NOTE When setting message_key_as_event to True, make sure to specify valid key_deserializer in consumer_config.

  • message_value_cls: dictionary {"topic_name": dataclass_type} that maps message dataclass type to specific topic. The application uses this mapping to create specified dataclass from kafka message.value.
  • middleware_message_cb [OPTIONAL]: if provided, this callback will be executed with raw kafka message argument before calling any handler.
  • logger [OPTIONAL]: any logger with standard log methods. If not provided, the standard python logger is used.
from kafka_python_app.app import AppConfig, KafkaApp


# Setup kafka message payload:
class MyMessage(pydantic.BaseModel):
    event: str
    prop1: str
    prop2: int


# This message type is specific for "test_topic3" only. 
class MyMessageSpecific(pydantic.BaseModel):
    event: str
    prop3: bool
    prop4: float


# Create application config
config = AppConfig(
    app_name='Test application',
    bootstrap_servers=['localhost:9092'],
    consumer_config={
        'group_id': 'test_app_group'
    },
    listen_topics=['test_topic1', 'test_topic2', 'test_topic3'],
    message_value_cls={
        'test_topic1': MyMessage,
        'test_topic2': MyMessage,
        'test_topic3': MyMessageSpecific
    }
)

# Create application
app = KafkaApp(config)

Create event handlers using @app.on decorator:

# This handler will handle 'some_event' no matter which topic it comes from
@app.on(event='some_event')
def handle_some_event(message: MyMessage, **kwargs):
    print('Handling event: {}..'.format(message.event))
    print('prop1: {}\n'.format(message.prop1))
    print('prop2: {}\n'.format(message.prop2))

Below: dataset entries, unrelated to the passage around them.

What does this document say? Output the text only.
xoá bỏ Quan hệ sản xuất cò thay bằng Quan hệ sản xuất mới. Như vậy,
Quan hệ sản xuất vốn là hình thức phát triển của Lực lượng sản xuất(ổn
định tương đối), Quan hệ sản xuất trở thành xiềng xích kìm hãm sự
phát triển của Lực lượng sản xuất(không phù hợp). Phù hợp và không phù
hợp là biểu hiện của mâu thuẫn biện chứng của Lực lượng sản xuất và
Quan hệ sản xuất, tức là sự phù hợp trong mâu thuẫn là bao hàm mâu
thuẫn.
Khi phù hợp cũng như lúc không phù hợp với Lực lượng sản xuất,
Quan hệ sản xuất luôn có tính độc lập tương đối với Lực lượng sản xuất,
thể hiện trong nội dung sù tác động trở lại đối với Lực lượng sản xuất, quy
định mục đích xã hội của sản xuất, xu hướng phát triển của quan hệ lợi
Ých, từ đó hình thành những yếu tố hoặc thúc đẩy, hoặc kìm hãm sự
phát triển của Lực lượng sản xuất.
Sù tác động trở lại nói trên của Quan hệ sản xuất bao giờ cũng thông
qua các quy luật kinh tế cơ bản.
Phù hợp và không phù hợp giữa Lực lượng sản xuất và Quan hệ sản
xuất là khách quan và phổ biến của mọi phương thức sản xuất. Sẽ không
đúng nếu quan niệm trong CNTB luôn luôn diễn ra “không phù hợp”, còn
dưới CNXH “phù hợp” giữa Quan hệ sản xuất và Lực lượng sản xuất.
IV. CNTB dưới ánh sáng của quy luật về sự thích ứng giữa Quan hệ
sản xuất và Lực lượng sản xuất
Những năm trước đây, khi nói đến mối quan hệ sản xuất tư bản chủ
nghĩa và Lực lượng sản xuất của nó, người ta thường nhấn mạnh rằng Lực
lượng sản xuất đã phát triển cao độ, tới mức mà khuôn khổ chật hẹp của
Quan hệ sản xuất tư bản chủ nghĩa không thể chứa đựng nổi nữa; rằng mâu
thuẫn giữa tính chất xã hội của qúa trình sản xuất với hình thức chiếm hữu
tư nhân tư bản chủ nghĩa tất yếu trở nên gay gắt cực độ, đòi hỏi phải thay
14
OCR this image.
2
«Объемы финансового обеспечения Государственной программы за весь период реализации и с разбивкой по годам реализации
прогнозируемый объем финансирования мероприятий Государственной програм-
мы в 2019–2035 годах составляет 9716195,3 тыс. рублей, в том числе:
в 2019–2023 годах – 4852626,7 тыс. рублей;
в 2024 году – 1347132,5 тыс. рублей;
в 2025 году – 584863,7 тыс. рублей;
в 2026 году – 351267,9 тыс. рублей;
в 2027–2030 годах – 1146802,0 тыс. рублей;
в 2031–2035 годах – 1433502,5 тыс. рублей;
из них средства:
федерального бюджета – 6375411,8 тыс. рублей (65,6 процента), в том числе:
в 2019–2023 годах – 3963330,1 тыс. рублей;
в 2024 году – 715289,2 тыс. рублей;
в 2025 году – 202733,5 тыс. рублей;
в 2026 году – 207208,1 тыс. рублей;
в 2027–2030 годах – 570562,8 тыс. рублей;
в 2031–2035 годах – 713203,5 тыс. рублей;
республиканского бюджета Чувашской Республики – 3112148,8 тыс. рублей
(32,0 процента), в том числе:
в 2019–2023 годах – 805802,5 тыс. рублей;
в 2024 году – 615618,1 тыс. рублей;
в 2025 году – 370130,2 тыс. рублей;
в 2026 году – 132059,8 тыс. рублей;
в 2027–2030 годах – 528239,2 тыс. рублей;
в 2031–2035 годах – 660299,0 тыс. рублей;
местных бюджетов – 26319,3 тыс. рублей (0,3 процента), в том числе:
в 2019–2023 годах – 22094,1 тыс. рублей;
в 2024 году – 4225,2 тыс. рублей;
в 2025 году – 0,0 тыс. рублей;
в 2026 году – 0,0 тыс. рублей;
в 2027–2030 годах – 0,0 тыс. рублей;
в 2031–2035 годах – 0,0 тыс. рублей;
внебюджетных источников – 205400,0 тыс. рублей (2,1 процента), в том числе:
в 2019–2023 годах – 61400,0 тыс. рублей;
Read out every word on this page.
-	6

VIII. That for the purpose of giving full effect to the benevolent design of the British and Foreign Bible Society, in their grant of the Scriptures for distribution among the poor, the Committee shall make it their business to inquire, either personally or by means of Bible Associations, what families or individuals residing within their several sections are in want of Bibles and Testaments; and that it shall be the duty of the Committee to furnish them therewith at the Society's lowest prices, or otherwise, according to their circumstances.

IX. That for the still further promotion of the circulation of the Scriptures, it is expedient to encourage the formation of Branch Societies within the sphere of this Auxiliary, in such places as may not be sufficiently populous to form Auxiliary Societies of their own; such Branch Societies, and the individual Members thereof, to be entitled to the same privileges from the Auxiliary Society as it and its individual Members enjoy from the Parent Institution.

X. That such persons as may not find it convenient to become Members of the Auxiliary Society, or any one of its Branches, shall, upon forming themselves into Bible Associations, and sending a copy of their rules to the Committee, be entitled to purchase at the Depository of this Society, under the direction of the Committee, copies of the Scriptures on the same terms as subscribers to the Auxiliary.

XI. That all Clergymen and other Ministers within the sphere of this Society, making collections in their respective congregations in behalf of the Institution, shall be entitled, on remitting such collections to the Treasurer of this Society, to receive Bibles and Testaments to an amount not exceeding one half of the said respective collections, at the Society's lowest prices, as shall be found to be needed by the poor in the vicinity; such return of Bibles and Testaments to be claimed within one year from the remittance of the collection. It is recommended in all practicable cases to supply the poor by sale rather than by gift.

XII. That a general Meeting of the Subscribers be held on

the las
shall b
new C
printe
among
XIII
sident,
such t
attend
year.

# This handler will handle 'another_event' from 'test_topic2' only.
# Events with this name but coming from another topic will be ignored.
@app.on(event='another_event', topic='test_topic2')
def handle_some_event(message: MyMessage, **kwargs):
    print('Handling event: {}..'.format(message.event))
    print('prop1: {}\n'.format(message.prop1))
    print('prop2: {}\n'.format(message.prop2))


# This handler will handle 'another_event' from 'test_topic3' only.
@app.on(event='another_event', topic='test_topic3')
def handle_some_event(message: MyMessageSpecific, **kwargs):
    print('Handling event: {}..'.format(message.event))
    print('prop3: {}\n'.format(message.prop3))
    print('prop4: {}\n'.format(message.prop4))

NOTE: If topic argument is provided to @app.on decorator, the decorated function is mapped to particular topic.event key that means an event that comes from a topic other than the specified will not be processed. Otherwise, event will be processed no matter which topic it comes from.

Use message pipelines

The @app.on decorator is used to register a single handler for a message. However, now it is possible to pass a message through a sequence of handlers by providing a pipelines_map option into the application config. The pipelines_map is a dictionary of type Dict[str, MessagePipeline].

The MessagePipeline class has following properties:

  • transactions: List[MessageTransaction]
  • logger (optional): any object that has standard logging methods (debug, info, error, etc.)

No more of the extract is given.